If you are interested in shooting video the Canon brand DSLRs (from my experience) is the way to go. Although there is Nikon model DSLRs with video capabilities, the Canon DSLRs seem to be a step ahead in the race when it comes to capturing video. Starting off with entry-level Canon T2i. With this DSLR you are able to record in 1080p resolution and also at 60 frames per second. The T2i comes up to about $600. The next level of expertise some would say is the T3i. The T3i doesn’t have much of a difference from the T2i besides having the LCD on a swivel making it easier to view what your recording when the camera is positioned in awkward states. I am a Canon T3i owner and the swivel screen is valuable to me since I am a frequent video shooter. This addition is a nice step toward making Canon DSLRs more video friendly. The next is Canon brands are more professional base. The Canon 60D and the Canon 7D both are capable at shooting at 1080p and 60 frames per second as well. There is not much of a difference in the two especially compared with the T2i and T3i. Video wise these cameras are pretty much the same.
The 60D and T3i are capable of monitoring audio on its own unlike the T2i and the 7D. But other than that there is not much of a difference especially one that’s worth hundreds of dollars. The 60D will run you $1,100 while the 7D does for $1,500. I was confused when I first attempted to purchase a DSLR and I learned that T2i, T3i, 60D, and 7D were very much alike when it comes to capturing videos but was separated in price by hundreds of dollars. The 60D and 7D have faster continuous burst on the photography end but video wise they were the same to me.
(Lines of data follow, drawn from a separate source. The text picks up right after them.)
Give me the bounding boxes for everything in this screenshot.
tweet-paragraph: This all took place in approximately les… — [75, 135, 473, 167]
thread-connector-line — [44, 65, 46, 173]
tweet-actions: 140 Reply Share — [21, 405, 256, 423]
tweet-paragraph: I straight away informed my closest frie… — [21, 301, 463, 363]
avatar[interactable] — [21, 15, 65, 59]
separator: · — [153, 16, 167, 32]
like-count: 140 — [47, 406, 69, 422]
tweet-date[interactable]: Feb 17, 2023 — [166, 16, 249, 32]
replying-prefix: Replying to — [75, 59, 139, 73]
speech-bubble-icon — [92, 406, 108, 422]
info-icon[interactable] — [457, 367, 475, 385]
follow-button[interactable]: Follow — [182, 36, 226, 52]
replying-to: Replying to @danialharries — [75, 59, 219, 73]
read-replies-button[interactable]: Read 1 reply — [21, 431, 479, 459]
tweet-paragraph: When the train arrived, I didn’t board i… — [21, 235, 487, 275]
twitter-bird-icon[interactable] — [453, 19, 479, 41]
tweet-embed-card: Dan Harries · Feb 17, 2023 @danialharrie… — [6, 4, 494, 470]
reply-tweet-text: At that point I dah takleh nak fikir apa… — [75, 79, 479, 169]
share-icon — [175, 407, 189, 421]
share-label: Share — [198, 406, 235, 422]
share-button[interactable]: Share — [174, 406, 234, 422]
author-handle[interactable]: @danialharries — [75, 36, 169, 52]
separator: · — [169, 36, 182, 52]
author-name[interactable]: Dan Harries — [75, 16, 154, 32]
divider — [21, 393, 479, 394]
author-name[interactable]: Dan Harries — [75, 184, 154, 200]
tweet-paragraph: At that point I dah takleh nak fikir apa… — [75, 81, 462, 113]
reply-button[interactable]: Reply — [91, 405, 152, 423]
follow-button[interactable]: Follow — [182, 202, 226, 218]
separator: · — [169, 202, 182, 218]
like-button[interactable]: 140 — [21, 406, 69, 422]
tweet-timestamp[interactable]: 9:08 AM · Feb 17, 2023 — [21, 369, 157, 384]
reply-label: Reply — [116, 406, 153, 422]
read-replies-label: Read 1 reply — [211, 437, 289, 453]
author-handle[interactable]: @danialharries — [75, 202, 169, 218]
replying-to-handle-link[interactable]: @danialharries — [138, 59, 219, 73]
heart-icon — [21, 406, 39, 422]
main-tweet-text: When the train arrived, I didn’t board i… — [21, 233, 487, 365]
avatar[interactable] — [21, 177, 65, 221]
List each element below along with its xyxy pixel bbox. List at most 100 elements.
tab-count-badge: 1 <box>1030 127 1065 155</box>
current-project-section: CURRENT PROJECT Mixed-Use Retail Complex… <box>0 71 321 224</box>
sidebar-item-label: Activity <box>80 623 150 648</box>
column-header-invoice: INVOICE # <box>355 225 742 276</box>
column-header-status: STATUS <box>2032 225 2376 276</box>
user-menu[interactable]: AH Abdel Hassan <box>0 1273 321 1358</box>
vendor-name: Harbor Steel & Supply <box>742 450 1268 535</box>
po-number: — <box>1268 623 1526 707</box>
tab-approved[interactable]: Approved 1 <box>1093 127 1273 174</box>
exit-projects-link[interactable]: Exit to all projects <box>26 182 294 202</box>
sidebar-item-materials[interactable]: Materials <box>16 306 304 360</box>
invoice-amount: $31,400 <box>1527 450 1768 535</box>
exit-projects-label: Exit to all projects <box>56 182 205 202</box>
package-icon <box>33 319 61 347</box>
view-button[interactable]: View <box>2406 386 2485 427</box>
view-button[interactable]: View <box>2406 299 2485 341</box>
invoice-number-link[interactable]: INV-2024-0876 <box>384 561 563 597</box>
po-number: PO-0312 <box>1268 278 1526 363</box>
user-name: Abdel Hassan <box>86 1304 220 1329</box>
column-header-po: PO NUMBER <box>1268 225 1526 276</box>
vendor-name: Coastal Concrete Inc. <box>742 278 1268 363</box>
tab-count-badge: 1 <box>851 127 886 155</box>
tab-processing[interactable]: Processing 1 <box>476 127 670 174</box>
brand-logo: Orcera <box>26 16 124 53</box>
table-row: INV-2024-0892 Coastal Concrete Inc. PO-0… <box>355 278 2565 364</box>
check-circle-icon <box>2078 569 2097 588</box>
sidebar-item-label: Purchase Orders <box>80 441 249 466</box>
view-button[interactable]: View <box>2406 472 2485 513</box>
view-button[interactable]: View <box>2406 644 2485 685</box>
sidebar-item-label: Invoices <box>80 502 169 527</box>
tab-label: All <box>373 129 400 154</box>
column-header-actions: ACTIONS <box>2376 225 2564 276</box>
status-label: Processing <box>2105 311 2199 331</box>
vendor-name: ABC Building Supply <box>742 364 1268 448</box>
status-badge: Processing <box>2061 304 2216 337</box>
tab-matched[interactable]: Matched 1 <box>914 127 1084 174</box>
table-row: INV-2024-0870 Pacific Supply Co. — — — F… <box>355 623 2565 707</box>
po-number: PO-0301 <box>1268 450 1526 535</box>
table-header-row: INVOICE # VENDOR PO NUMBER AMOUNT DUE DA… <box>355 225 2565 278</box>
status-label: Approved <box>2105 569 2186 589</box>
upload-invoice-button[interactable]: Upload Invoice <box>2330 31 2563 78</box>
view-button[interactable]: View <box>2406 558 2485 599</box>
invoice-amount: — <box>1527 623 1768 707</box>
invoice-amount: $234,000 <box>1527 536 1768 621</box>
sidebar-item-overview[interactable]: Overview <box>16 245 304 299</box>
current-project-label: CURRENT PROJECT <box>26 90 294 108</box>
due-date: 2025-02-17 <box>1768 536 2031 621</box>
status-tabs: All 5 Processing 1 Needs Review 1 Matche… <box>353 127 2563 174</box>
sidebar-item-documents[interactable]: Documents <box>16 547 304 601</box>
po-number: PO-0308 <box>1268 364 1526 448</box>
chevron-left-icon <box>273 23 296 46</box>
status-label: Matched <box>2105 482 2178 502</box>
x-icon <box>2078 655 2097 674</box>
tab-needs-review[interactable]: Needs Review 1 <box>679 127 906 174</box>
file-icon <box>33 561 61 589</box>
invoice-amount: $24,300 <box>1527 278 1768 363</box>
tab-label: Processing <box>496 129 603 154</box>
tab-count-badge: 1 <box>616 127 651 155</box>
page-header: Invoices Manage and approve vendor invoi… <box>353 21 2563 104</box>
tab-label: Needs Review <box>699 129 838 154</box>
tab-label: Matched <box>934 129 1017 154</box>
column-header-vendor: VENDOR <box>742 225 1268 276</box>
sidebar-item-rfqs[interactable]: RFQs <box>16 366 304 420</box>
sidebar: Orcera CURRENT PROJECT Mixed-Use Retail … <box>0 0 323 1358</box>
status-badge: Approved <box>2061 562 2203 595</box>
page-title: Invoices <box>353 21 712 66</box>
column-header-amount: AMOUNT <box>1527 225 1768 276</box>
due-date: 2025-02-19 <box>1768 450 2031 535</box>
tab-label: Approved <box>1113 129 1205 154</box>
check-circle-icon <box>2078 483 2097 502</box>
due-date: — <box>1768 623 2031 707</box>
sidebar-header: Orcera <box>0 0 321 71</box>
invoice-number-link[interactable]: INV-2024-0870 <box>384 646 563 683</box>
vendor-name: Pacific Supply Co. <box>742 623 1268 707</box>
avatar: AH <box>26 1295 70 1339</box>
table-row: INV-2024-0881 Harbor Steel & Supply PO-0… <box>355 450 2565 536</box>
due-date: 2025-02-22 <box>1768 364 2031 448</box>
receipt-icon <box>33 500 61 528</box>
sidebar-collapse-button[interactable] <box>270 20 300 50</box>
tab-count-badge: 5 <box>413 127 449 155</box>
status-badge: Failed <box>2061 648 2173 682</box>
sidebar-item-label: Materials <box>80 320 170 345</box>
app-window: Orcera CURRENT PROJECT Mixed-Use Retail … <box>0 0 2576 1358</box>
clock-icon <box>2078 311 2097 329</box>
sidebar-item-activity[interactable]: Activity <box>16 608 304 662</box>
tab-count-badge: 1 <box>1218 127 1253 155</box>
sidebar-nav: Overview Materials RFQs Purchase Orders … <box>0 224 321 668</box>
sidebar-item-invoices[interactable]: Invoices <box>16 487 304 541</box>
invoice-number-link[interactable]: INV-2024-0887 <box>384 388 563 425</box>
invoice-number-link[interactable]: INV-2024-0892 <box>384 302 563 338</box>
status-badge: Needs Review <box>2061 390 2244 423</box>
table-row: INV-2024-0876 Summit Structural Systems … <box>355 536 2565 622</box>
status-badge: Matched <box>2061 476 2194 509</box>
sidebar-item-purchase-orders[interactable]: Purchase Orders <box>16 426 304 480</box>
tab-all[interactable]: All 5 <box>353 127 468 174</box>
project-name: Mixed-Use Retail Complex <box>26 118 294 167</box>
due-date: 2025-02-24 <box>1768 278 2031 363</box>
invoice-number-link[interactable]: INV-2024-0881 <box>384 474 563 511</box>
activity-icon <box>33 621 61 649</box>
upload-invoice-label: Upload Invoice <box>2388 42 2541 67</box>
I settled for the T3i, which was the newest at the time and had the swivel screen and audio monitoring capabilities. I saved hundreds of dollars and was able to invest in good lens. Then there is the Canon 5D and 1D. These are the cameras that filmmakers who are serious about good quality picture invest in. The Canon 5D has a full frame sensor making it possible to let in more light making video look more pleasing. This camera actually does have quality over the others that can be seen physically. There is a Canon 5D mark1, mark2, and recently a mark3. The mark2 is the DSLR that has made its stamp in the film industry. Movies such as Iron Man 2 had scenes that were shot using the Canon 5D mark2. The 5D however lacks the swivel screen, which I believe is very helpful for video shooters. The 5D mark2 will go for about $2,500.
The Canon 1D is another professional DSLR that isn’t really video base, but more of a photographer’s pick. With its continuous burst of 11 frames per second when taking still images it definitely leaves the other DSLRs behind, by far. The 1D is the most expensive Canon DSLR going for $7,000. So are these 2 DSLRs worth the hundreds to thousands of dollars extra it is to buy them compared to my T3i? I would say no. Someone with the money to spend would probably invest in a 5D or 1D or someone who shot sports invests like NFL or NBA games where you need fast continues burst. But for the consumer who wants to be equipped similarly to how the pros are, but at the same time safe a whole lot of money, the T3i is the way to go. That is after all what DSLRs are all about. Giving you good quality at a fraction of the price of industry standard cameras.